Tissue blocks fixed with 4% PFA for 12 hr were embedded in paraffin for H&E staining and Methods I and VI (see below) and processed through a graded series of sucrose dissolved in 0.01 M PBS for 12 hr, followed by rapid freezing in OCT compound (Sakura Fine Technical; Tokyo, Japan) and storage at -80C for Methods II, III, IV, and VII (see below).

Method I. TUNEL
Paraffin blocks were cut into 4-µm-thick sections and were adhered to 3-aminopropyltrimethoxysilane coated-glass slides (Superfrost S8443; Matsunami Glass, Osaka, Japan). After deparaffinization, sections were treated with proteinase K (Sigma Chemical; St Louis, MO) in PBS (20 µg/ml) for 15 min at room temperature (RT). After washing sections with PBS, endogenous peroxidase activity was blocked using 0.3% H2O2 in methanol for 30 min at RT. TdT and biotin-16–dUTP were purchased from Boehringer Mannheim Biochemicals (Mannheim, Germany). The following TUNEL procedure was described previously in detail (Gavrieli et al. 1992 ). Sections were stained with 0.025% 3-3'-diaminobenzidine tetrahydrochloride (DAB) in Tris-HCl buffer and counterstained with 5% methyl green, which was processed with purification by chloroform. As a negative control, sections were incubated in the absence of TdT.

Method II. Acid Phosphatase Staining
Frozen blocks were cut into 10-µm-thick sections and stained for ACPase activity. The substrates used were 1.0 mM naphthol AS-BI phosphate sodium salt according to the method of Barka and Anderson 1962 and 4.1 mM citidine-5'-monophosphate according to that of Gomori 1952 .

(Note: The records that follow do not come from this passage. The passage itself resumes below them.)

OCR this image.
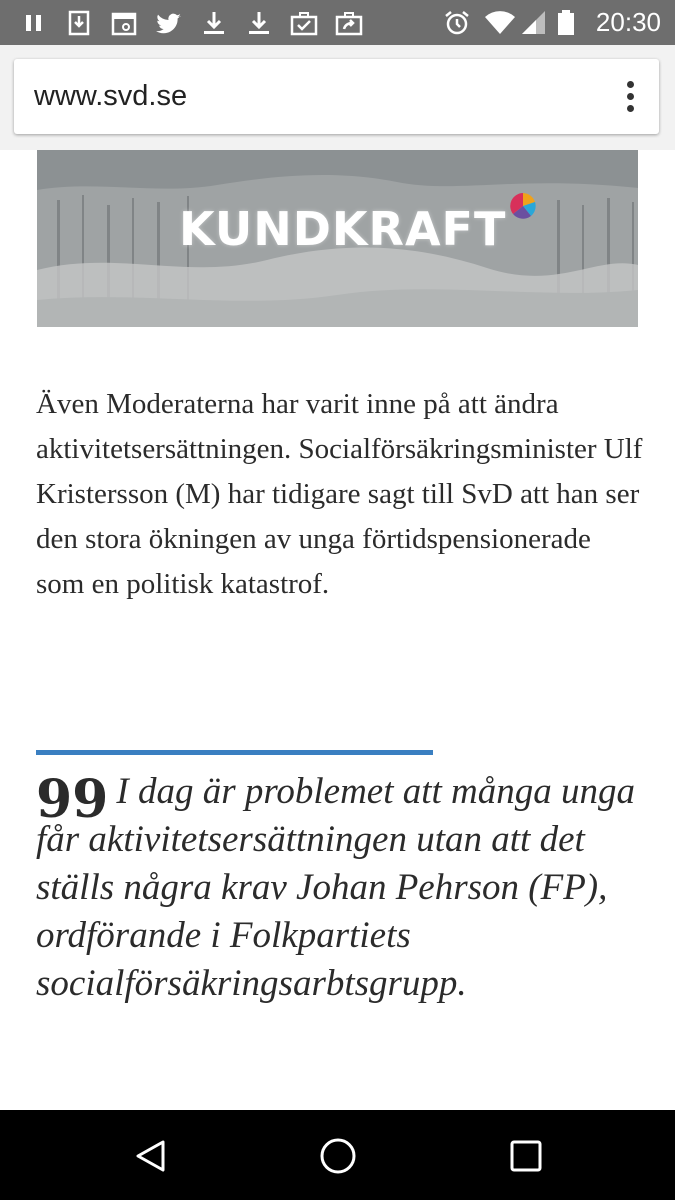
20:30
www.svd.se
KUNDKRAFT

Även Moderaterna har varit inne på att ändra aktivitetsersättningen. Socialförsäkringsminister Ulf Kristersson (M) har tidigare sagt till SvD att han ser den stora ökningen av unga förtidspensionerade som en politisk katastrof.

99 I dag är problemet att många unga får aktivitetsersättningen utan att det ställs några krav Johan Pehrson (FP), ordförande i Folkpartiets socialförsäkringsarbtsgrupp.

Method III. Double Staining with TUNEL and ACPase
To demonstrate ACPase activity in the hepatocytes with TUNEL-positive nuclei, 10-µm-thick frozen sections were stained for ACPase by the method of Barka and Anderson 1962 immediately after TUNEL staining. Sections were counterstained with 5% methyl green.

Method IV. CLSM for Detection of ACPase Staining
Frozen blocks were cut into 20-µm-thick sections and stained for ACPase activity by the method of Gomori 1952 , followed by counterstaining with 5% methyl green. For subcellular analysis, the LSM-410 (objective lens Plan-apochromat, x64 oil, NA 1.4; Carl Zeiss, Jena, Germany) was used in the reflection mode (confocality 460 nm) or the fluorescence mode (confocality 755 nm) with LSM software version 3.92. An argon ion laser was used at 488 nm for reflection mode and He–Ne laser at 543 nm for fluorescence mode. The LSM-410 was combined with image analysis (Interactive Build Analysis System; Carl Zeiss). Reflection mode was used to detect signals of lead for ACPase staining, and fluorescence mode was used to detect those of methyl green for TUNEL.

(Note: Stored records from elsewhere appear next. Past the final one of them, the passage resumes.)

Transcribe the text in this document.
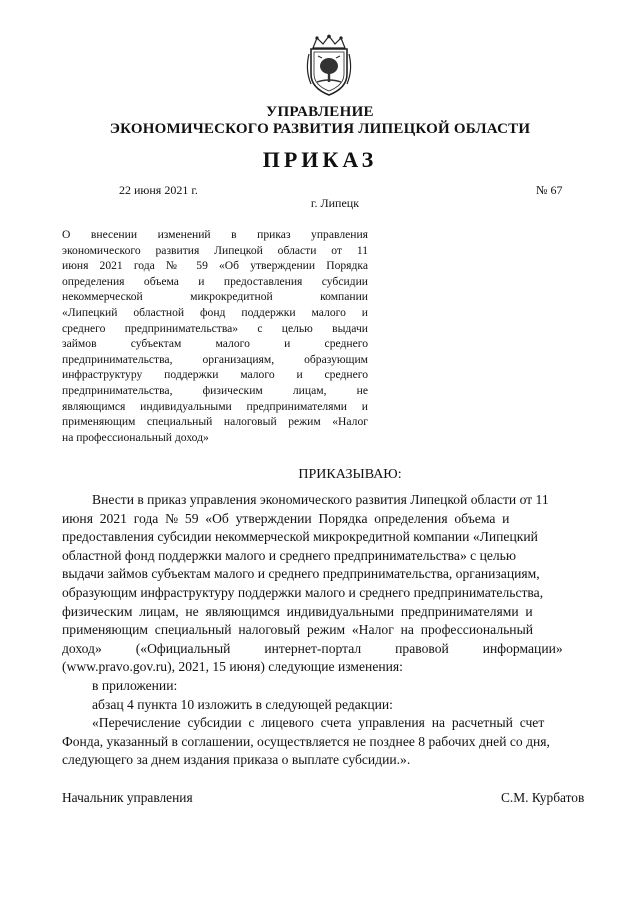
УПРАВЛЕНИЕ
ЭКОНОМИЧЕСКОГО РАЗВИТИЯ ЛИПЕЦКОЙ ОБЛАСТИ
ПРИКАЗ
22 июня 2021 г.	№ 67
г. Липецк
О внесении изменений в приказ управления
экономического развития Липецкой области от 11
июня 2021 года № 59 «Об утверждении Порядка
определения объема и предоставления субсидии
некоммерческой микрокредитной компании
«Липецкий областной фонд поддержки малого и
среднего предпринимательства» с целью выдачи
займов субъектам малого и среднего
предпринимательства, организациям, образующим
инфраструктуру поддержки малого и среднего
предпринимательства, физическим лицам, не
являющимся индивидуальными предпринимателями и
применяющим специальный налоговый режим «Налог
на профессиональный доход»
ПРИКАЗЫВАЮ:
Внести в приказ управления экономического развития Липецкой области от 11
июня  2021  года  №  59  «Об  утверждении  Порядка  определения  объема  и
предоставления субсидии некоммерческой микрокредитной компании «Липецкий
областной фонд поддержки малого и среднего предпринимательства» с целью
выдачи займов субъектам малого и среднего предпринимательства, организациям,
образующим инфраструктуру поддержки малого и среднего предпринимательства,
физическим  лицам,  не  являющимся  индивидуальными  предпринимателями  и
применяющим  специальный  налоговый  режим  «Налог  на  профессиональный
доход»          («Официальный          интернет-портал          правовой          информации»
(www.pravo.gov.ru), 2021, 15 июня) следующие изменения:
в приложении:
абзац 4 пункта 10 изложить в следующей редакции:
«Перечисление  субсидии  с  лицевого  счета  управления  на  расчетный  счет
Фонда, указанный в соглашении, осуществляется не позднее 8 рабочих дней со дня,
следующего за днем издания приказа о выплате субсидии.».
Начальник управления	С.М. Курбатов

Method V. Electron Microscopy for Detection of ACPase Staining
After the process with the microwave described above, small pieces of the liver were fixed with 4% PFA in PIPES at 4C for 4 hr, followed by fixation with 1% glutaraldehyde in PIPES. After washing with 10% sucrose in Tris-malelate buffer (TMB), these liver tissues were embedded in 4% agarose in TMB. Tissue blocks were cut into 20-µm-thick sections using a Tissue Sectioner (Sorvall; Newton Connecticut) and stained for ACPase activity according to the method of Gomori 1952 . Sections were treated with 1% OsO4 in cacodylate buffer for 1 hr, routinely dehydrated through a series of graded ethanol and acetone, and embedded in Epon 812. Semithin sections of the liver cut into 1-µm-thick pieces were stained with toluidine blue for light microscopy and trimmed for electron microscopy. Ultrathin sections were stained with lead nitrate and examined under a transmission electron microscope (JEM-1200EX; Jeol, Tokyo, Japan).

Method VI. CLSM for Detection of TUNEL Staining
TUNEL-stained paraffin sections were used for subcellular observation by CLSM. To enhance the TUNEL signals visualized by DAB, which were identified in reflection mode, sections were reacted with 0.2% OsO4 in cacodylate buffer for 1 hr.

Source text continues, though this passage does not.